Arthur Hayes: O conflito dos EUA com o Irã pode impulsionar o crescimento do BTC

Arthur Hayes: O conflito dos EUA com o Irã pode impulsionar o crescimento do BTC
Hayes: Cortes nas taxas, e não conflitos, impulsionariam o Bitcoin para cima

O cofundador da BitMEX, Arthur Hayes, acredita que uma possível escalada do conflito entre os Estados Unidos e o Irã poderia criar um cenário macroeconômico de alta para o Bitcoin. Em um ensaio publicado em 2 de março, ele argumenta que uma campanha externa prolongada e dispendiosa poderia aumentar a pressão sobre o orçamento federal e empurrar o Federal Reserve para uma política monetária mais acomodatícia.

Este artigo foi traduzido do original. Leia a versão original do nosso correspondente aqui.

De acordo com sua lógica, o fator decisivo não seria o conflito em si, mas a resposta do regulador, conforme relatado pelo Bitcoinist.

Hayes sugere que a crescente pressão fiscal aumentaria a probabilidade de cortes nas taxas e expansão da liquidez. Historicamente, ele argumenta, os principais choques geopolíticos foram seguidos de flexibilização monetária. No momento da publicação, o Bitcoin estava sendo negociado em torno de US$ 66.218.

Exemplos históricos de respostas do Fed

Hayes se refere a episódios anteriores que remontam a 1990. Durante a Guerra do Golfo, o Federal Reserve sinalizou a possibilidade de flexibilizar a política em meio à deterioração das condições econômicas. Após os ataques de setembro de 2001, o órgão regulador cortou urgentemente as taxas em 50 pontos-base para estabilizar os mercados.
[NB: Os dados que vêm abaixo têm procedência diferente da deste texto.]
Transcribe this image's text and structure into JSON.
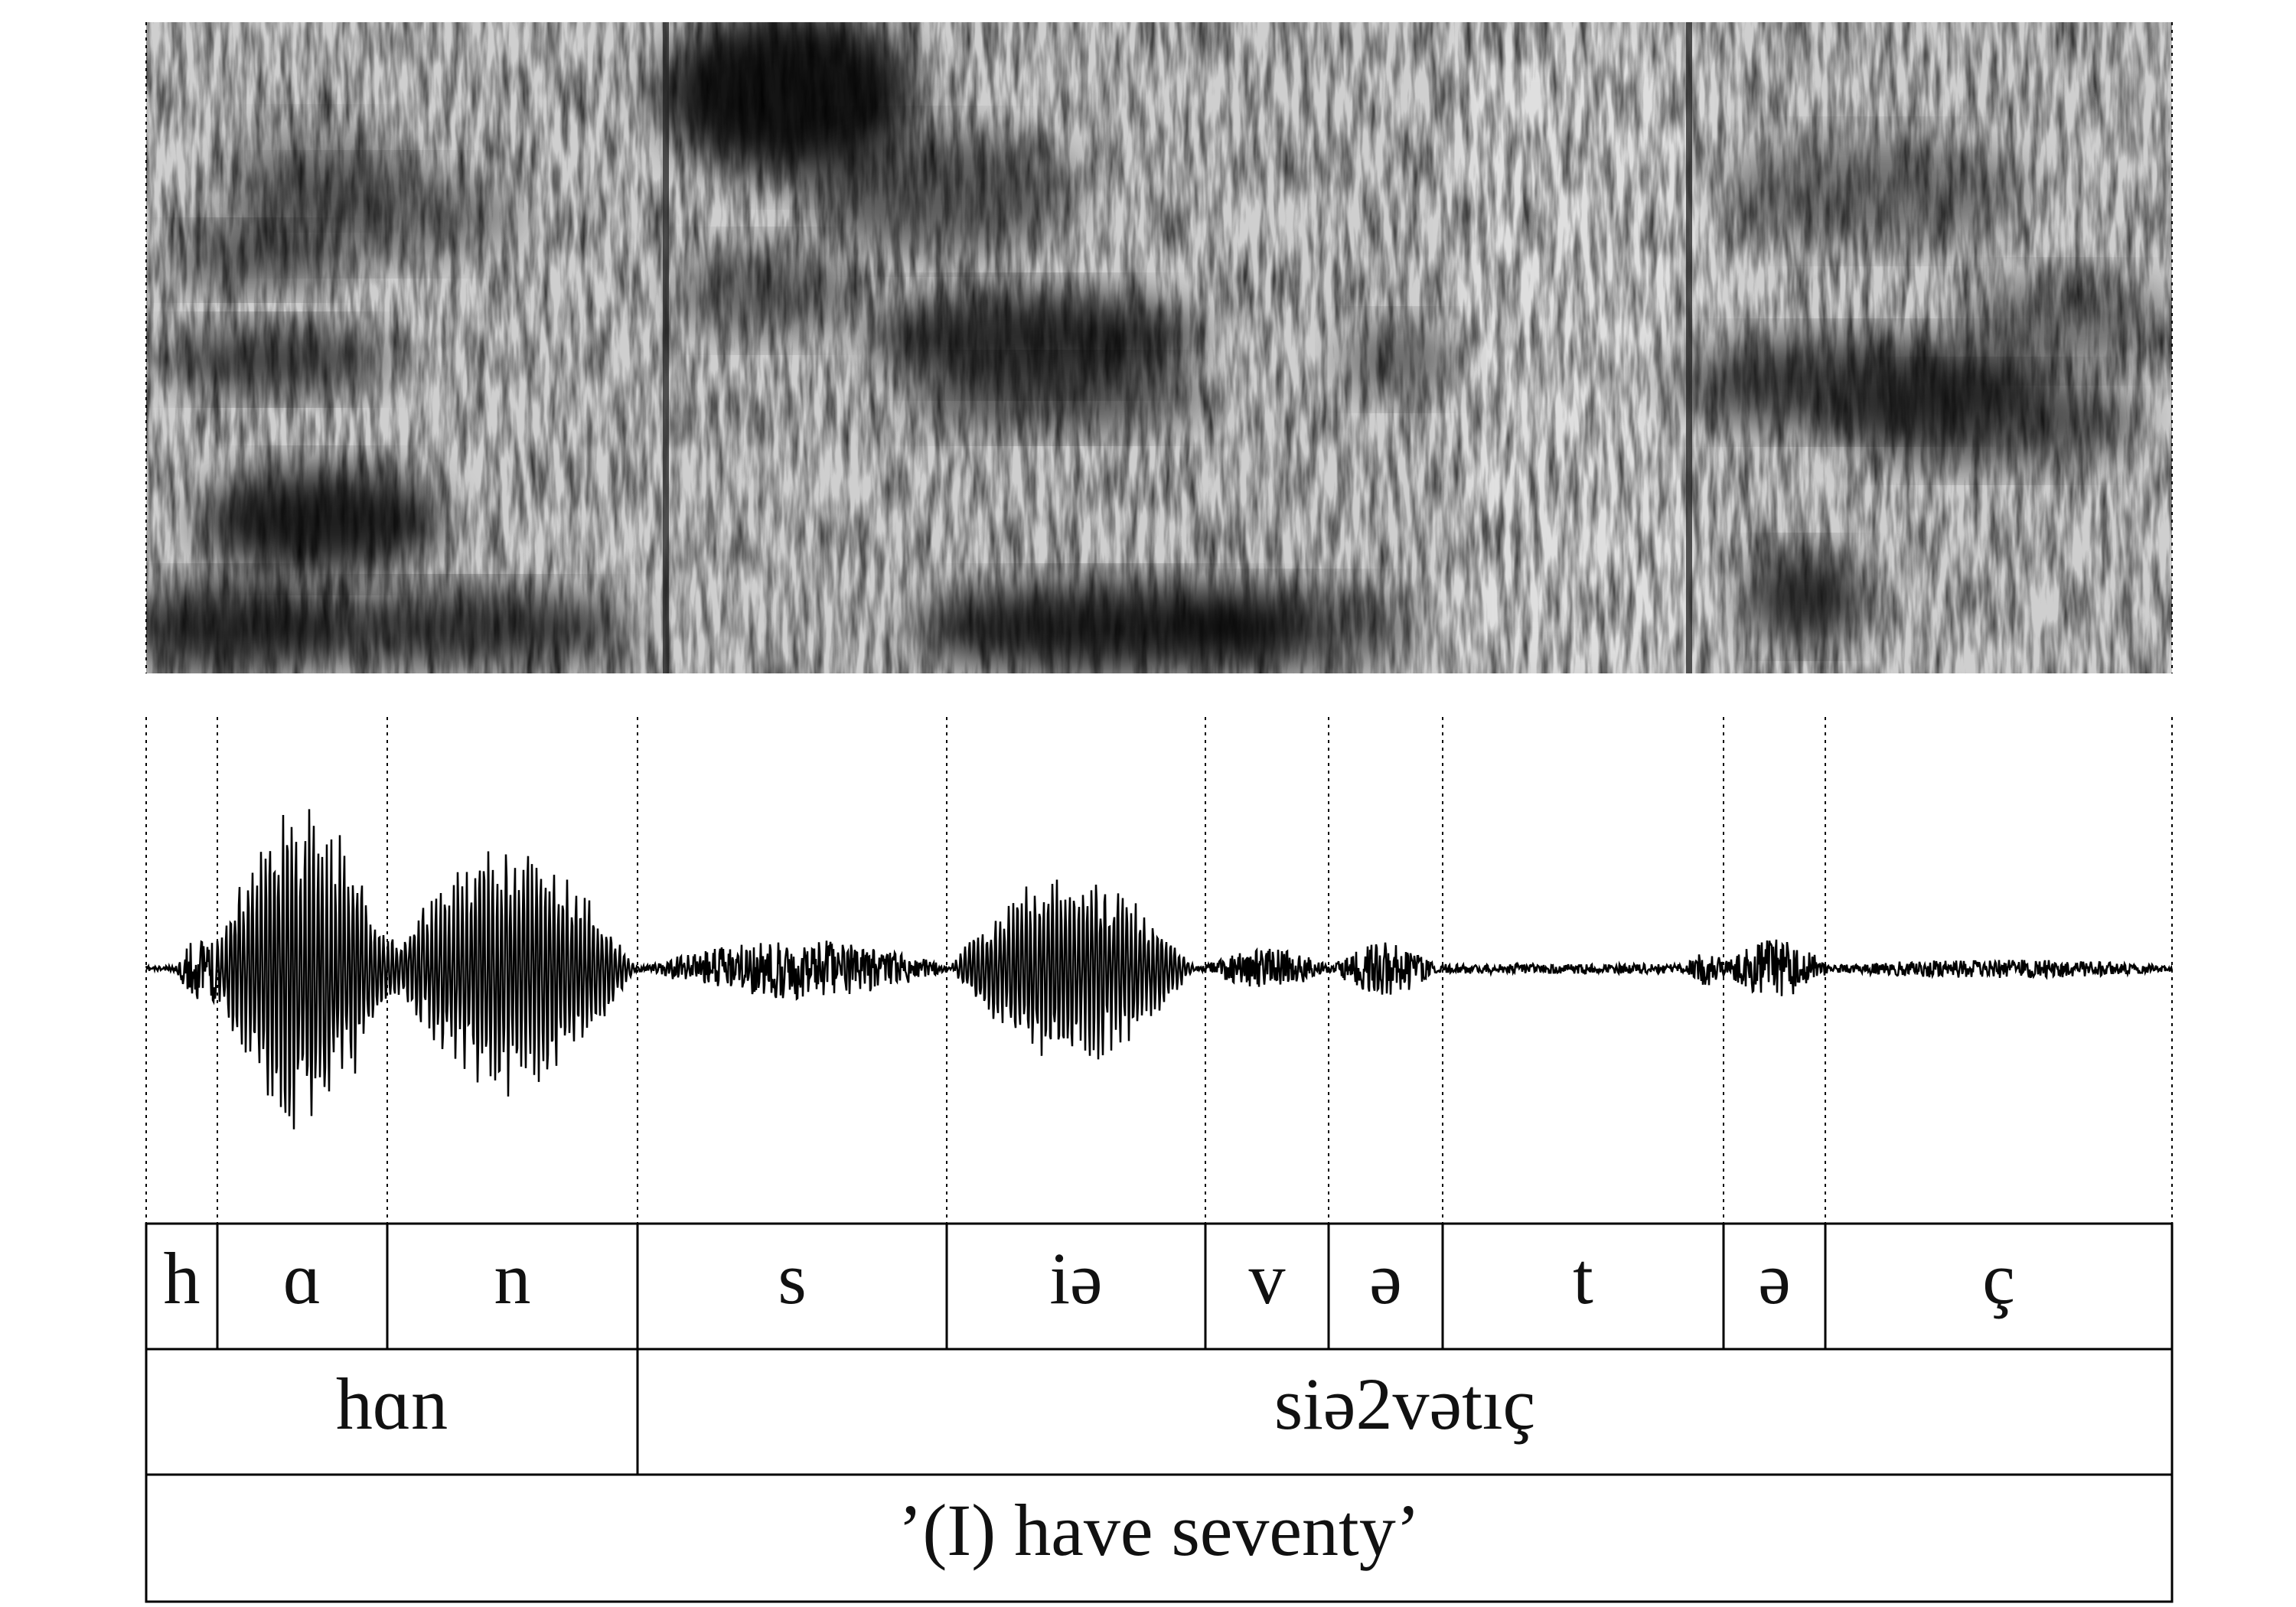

De acordo com Hayes, esses movimentos demonstram que as crises militares e políticas geralmente se tornam catalisadores de dinheiro mais barato. Ele enfatiza que taxas mais baixas e uma oferta monetária em expansão tradicionalmente apoiam os ativos de risco. Ele inclui o BTC nessa categoria, observando que, historicamente, ele tem se beneficiado de períodos de maior liquidez.

Não é uma chamada para compra imediata

Ao mesmo tempo, Hayes não aconselha a tomada imediata de posições agressivas. Ele observa que ainda não está claro quão extenso ou prolongado pode ser o possível envolvimento dos EUA em um conflito. Em sua opinião, o mercado deve aguardar a confirmação na forma de ações concretas do Fed, em vez de se posicionar antecipadamente.

Ele acredita que o momento ideal para compras ativas seria depois de um corte real nas taxas ou do lançamento de programas de estímulo. Até lá, os investidores devem monitorar a dinâmica da inflação, os rendimentos dos títulos e a retórica do banco central. Sua tese, portanto, baseia-se em uma provável resposta monetária, e não na previsão de desenvolvimentos militares.

Liquidez e desempenho do BTC

Em ciclos anteriores de expansão do balanço patrimonial do Fed, o Bitcoin registrou ganhos substanciais. Depois que a flexibilização quantitativa foi introduzida em 2020, o BTC subiu de menos de US$ 10.000 para níveis recordes nos meses seguintes. Os analistas observam que a liquidez global continua sendo um dos principais impulsionadores dos ativos digitais.

Se o Fed voltar a cortar as taxas sob pressão fiscal, isso poderá aumentar os fluxos de capital para ativos alternativos. Entretanto, no curto prazo, as tensões geopolíticas podem desencadear volatilidade e uma mudança temporária para ativos defensivos. Como resultado, o cenário descrito por Hayes depende da velocidade e da escala da possível flexibilização monetária.

Recentemente, escrevemos que o mercado de criptomoedas está apresentando um declínio moderado, mantendo a capitalização total em US$ 2,29 trilhões (-1,24% em 24 horas), enquanto o desempenho semanal dos principais ativos permanece misto. O BTC está sendo negociado em torno de US$ 66.587, com queda de 0,71% em um dia, mas ainda com alta de 2,04% na semana.